Liberals in Disguise?
Our podcast “The Truth Is Out There…Isn’t It?” showed that even very smart people can fool themselves into confirming their own beliefs, especially when surrounded by peers with the same beliefs. PSMag.com reports on new research that shows young Americans self-identify as more conservative than they actually are:
“Commentators have presumed that America is a ‘center-right’ nation,” write psychologists Ethan Zell of the University of North Carolina-Greensboro and Michael Bernstein of Pennsylvania State University-Abington. “The present findings challenge this assumption.”
Their three surveys featured, respectively, 199 students at a Southeastern university, 360 adults recruited on Amazon’s Mechanical Turk (with a mean age of 28), and 154 students from two universities. The final group was weighted so that there were an equal number of people in each of seven political categories, ranging from very liberal to very conservative.
In each case, participants revealed how they define themselves politically on that seven-point scale. They then completed a quiz developed by the Pew Research Center for the PBS Newshour, in which they indicated their views on 12 major issues, including welfare and gay marriage.

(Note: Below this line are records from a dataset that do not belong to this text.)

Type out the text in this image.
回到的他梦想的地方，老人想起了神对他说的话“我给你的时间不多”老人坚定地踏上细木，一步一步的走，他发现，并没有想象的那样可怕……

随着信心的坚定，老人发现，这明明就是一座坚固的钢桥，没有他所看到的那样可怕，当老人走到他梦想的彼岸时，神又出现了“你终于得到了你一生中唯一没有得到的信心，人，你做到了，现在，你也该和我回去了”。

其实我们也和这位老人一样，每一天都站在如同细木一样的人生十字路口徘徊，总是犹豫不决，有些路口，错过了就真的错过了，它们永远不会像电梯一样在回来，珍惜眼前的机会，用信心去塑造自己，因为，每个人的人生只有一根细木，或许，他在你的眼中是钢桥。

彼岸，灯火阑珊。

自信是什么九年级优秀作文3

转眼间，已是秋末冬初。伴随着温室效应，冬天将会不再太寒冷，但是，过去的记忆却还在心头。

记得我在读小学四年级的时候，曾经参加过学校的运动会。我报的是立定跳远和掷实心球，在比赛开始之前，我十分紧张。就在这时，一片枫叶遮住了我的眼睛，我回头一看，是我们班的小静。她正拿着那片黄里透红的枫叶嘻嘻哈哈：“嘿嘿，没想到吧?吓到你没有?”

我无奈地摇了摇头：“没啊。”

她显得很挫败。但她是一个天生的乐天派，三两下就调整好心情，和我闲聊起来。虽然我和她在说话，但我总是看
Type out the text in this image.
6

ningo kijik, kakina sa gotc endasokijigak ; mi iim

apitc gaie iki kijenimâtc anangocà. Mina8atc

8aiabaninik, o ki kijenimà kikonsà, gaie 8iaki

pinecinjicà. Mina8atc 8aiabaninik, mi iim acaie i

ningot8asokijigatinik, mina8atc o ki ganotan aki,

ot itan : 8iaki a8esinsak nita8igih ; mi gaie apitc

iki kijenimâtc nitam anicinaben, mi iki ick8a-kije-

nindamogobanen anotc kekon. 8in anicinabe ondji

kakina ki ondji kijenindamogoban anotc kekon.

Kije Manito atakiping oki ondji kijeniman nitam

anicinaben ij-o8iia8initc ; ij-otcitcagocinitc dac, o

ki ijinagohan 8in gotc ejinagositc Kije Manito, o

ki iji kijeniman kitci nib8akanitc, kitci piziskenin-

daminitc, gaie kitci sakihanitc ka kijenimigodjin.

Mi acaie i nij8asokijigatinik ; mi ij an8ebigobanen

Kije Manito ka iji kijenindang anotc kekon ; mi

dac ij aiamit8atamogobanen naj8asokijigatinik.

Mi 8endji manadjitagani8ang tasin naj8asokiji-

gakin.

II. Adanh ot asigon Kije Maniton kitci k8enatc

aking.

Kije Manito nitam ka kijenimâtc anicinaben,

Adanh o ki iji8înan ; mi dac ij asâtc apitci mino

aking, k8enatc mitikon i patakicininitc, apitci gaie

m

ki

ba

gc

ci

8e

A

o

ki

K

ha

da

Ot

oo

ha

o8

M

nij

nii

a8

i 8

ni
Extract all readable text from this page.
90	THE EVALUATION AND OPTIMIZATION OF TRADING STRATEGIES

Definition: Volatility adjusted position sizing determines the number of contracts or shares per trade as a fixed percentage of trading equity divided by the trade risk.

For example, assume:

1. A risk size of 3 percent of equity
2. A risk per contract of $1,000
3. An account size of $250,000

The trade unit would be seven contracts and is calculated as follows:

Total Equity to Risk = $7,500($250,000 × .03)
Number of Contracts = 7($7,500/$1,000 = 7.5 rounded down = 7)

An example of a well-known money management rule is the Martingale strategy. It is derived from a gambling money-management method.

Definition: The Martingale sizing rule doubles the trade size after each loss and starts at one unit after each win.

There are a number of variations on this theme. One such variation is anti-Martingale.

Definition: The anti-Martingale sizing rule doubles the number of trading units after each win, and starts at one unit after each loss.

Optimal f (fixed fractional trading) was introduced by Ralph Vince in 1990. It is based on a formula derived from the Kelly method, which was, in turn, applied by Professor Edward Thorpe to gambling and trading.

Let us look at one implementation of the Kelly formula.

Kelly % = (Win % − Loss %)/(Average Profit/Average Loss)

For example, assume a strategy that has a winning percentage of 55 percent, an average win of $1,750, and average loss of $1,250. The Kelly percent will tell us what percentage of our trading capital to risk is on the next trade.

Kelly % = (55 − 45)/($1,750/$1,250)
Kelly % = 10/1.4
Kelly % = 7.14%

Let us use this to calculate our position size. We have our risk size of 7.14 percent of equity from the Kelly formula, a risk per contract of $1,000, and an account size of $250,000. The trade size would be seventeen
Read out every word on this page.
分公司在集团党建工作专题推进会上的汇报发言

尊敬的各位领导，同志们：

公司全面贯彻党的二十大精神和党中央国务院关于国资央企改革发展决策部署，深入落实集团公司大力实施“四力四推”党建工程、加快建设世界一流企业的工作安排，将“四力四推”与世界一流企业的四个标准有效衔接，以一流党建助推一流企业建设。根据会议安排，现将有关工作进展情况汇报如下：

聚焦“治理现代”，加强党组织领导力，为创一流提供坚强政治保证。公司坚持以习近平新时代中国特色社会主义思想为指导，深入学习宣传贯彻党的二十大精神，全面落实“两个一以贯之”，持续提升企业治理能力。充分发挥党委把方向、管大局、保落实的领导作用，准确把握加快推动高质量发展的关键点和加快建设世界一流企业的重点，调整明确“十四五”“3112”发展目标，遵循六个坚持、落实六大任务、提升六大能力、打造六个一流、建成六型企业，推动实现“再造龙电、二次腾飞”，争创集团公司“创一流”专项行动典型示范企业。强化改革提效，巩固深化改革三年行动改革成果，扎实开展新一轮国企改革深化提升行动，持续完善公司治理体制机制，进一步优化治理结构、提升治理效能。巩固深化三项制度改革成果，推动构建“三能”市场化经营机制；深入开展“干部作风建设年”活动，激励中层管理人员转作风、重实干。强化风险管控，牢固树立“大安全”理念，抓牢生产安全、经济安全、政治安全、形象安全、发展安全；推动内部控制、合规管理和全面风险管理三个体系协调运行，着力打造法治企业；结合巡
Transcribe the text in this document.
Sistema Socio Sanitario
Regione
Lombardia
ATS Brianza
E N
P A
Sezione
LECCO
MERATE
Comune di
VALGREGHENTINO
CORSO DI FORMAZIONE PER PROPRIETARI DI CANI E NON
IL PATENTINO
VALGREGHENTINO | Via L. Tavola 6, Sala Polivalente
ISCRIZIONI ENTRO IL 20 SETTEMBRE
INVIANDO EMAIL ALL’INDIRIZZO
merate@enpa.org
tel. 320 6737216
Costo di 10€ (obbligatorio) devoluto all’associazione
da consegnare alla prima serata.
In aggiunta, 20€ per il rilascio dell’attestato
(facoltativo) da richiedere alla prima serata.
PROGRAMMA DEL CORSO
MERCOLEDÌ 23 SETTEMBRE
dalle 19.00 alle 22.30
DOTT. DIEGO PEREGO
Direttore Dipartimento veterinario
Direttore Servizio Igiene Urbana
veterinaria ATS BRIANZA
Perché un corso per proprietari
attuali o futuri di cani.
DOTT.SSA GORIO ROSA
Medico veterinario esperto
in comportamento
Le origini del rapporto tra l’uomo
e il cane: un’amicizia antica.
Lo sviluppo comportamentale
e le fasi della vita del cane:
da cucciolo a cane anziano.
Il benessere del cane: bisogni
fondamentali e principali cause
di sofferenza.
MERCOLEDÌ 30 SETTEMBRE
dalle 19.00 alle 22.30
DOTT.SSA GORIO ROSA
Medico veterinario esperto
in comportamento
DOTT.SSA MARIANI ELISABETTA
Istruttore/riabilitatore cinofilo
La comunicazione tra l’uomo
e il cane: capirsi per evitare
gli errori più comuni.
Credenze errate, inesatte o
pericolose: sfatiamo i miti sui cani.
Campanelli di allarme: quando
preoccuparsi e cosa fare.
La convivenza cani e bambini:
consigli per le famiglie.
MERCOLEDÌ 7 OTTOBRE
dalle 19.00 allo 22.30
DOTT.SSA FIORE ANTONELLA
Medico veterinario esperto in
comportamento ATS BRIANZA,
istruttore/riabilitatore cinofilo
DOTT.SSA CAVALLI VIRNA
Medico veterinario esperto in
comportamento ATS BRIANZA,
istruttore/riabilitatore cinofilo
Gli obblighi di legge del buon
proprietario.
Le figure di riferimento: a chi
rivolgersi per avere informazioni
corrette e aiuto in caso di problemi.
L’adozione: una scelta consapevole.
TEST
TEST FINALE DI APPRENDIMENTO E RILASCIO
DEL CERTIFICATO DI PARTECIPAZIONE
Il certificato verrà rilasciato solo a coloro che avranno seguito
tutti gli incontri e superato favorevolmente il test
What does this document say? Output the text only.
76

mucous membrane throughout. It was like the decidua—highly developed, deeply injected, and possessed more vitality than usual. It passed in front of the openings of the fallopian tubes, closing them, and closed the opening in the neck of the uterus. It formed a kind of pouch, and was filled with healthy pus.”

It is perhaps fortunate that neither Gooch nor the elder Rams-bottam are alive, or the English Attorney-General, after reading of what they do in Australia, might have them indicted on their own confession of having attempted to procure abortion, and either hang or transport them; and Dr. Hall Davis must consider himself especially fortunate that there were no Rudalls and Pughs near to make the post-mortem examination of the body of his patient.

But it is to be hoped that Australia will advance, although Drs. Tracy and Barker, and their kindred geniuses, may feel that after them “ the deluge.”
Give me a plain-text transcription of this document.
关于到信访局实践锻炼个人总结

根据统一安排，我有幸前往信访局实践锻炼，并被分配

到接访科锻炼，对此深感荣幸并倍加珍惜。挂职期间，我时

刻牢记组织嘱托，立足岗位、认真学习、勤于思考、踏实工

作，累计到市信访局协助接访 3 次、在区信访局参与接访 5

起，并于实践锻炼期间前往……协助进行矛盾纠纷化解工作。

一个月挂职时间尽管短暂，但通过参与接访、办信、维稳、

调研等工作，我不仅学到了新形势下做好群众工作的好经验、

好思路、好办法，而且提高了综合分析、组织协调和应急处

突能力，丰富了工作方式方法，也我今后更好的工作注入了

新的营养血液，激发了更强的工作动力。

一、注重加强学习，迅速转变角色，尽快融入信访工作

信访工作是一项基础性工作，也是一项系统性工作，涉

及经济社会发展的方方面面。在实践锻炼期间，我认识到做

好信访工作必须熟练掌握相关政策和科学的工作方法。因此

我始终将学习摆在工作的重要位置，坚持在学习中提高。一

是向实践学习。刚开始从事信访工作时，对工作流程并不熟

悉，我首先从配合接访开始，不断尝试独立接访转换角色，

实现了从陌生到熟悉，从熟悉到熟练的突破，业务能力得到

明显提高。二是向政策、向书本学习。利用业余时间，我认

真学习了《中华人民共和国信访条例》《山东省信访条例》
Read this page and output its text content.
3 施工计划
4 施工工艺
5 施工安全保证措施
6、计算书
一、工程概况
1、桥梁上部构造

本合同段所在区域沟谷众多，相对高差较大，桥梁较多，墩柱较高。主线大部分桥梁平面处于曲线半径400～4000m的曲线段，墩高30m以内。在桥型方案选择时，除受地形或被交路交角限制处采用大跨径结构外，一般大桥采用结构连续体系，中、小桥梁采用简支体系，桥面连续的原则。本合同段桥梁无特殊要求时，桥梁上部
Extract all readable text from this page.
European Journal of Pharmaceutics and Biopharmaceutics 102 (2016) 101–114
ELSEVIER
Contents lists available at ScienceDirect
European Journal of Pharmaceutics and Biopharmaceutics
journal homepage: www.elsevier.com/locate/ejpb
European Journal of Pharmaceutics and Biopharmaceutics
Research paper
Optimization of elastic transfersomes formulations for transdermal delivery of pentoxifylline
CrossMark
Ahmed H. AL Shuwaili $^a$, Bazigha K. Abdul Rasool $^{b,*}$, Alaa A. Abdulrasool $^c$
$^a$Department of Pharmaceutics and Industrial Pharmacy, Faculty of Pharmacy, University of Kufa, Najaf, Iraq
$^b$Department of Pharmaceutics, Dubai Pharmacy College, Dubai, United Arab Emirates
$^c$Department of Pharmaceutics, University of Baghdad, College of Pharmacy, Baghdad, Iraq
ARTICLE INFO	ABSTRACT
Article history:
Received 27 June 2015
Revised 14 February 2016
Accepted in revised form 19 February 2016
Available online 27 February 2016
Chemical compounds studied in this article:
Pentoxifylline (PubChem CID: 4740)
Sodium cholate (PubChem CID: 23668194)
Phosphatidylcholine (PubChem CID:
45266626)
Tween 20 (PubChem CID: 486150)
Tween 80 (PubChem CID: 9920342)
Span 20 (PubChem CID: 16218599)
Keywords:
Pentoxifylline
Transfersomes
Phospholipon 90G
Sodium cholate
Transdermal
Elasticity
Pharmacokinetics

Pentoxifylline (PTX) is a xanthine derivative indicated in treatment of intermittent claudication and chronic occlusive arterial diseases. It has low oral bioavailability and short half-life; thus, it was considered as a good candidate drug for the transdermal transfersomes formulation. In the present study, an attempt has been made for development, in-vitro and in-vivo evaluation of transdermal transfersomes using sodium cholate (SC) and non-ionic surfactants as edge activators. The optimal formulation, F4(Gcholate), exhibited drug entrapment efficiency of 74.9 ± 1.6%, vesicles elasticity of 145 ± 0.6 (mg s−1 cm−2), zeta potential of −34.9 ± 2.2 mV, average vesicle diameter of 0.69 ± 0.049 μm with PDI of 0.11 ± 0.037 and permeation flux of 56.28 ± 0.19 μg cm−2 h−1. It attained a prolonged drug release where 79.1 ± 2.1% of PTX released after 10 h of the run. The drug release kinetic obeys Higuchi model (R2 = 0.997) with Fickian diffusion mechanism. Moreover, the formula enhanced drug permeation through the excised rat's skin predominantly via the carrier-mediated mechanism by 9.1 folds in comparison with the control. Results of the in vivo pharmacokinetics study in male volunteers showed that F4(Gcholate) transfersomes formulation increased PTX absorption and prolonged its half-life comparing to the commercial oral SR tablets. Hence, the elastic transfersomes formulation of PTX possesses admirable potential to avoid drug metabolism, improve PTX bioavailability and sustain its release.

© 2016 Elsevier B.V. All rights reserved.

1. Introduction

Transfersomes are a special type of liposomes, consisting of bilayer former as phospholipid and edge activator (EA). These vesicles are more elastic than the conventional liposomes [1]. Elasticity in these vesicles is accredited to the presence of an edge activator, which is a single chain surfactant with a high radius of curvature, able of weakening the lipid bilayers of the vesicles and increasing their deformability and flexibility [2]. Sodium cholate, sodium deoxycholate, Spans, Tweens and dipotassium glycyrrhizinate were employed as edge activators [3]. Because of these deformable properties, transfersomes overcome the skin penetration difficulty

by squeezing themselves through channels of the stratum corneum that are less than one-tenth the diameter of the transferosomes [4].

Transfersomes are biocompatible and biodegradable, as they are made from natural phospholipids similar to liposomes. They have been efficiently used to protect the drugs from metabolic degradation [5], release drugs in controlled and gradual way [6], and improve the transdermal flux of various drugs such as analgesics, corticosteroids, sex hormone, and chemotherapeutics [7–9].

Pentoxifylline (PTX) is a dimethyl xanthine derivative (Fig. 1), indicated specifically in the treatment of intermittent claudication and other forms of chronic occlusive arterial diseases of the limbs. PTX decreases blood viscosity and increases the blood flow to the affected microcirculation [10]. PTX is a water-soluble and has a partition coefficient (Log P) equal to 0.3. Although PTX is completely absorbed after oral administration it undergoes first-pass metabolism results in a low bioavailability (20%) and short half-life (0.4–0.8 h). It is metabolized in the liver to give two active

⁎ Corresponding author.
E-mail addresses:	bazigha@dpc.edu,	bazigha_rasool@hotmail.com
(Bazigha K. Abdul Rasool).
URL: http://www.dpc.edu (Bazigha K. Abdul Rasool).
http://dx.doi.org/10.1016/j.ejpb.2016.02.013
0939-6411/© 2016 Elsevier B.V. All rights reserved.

Results were consistent across the board: Participants rated themselves as more conservative than their positions on the issues would indicate.
The researchers concluded that, even though there’s some confusion over what liberals and conservatives stand for, those in their study still preferred labeling themselves as conservative:
In addition, they found many hard-core conservatives mistakenly label liberal positions as conservative—“a mismatch associated with religiosity, low political interest, and low political knowledge.”
This suggests a whole lot of Americans don’t really understand what liberals or conservatives truly stand for, but prefer the label conservative. They may respond positively to the philosophy in the abstract, or simply wish to blend in with what they perceive as the majority culture.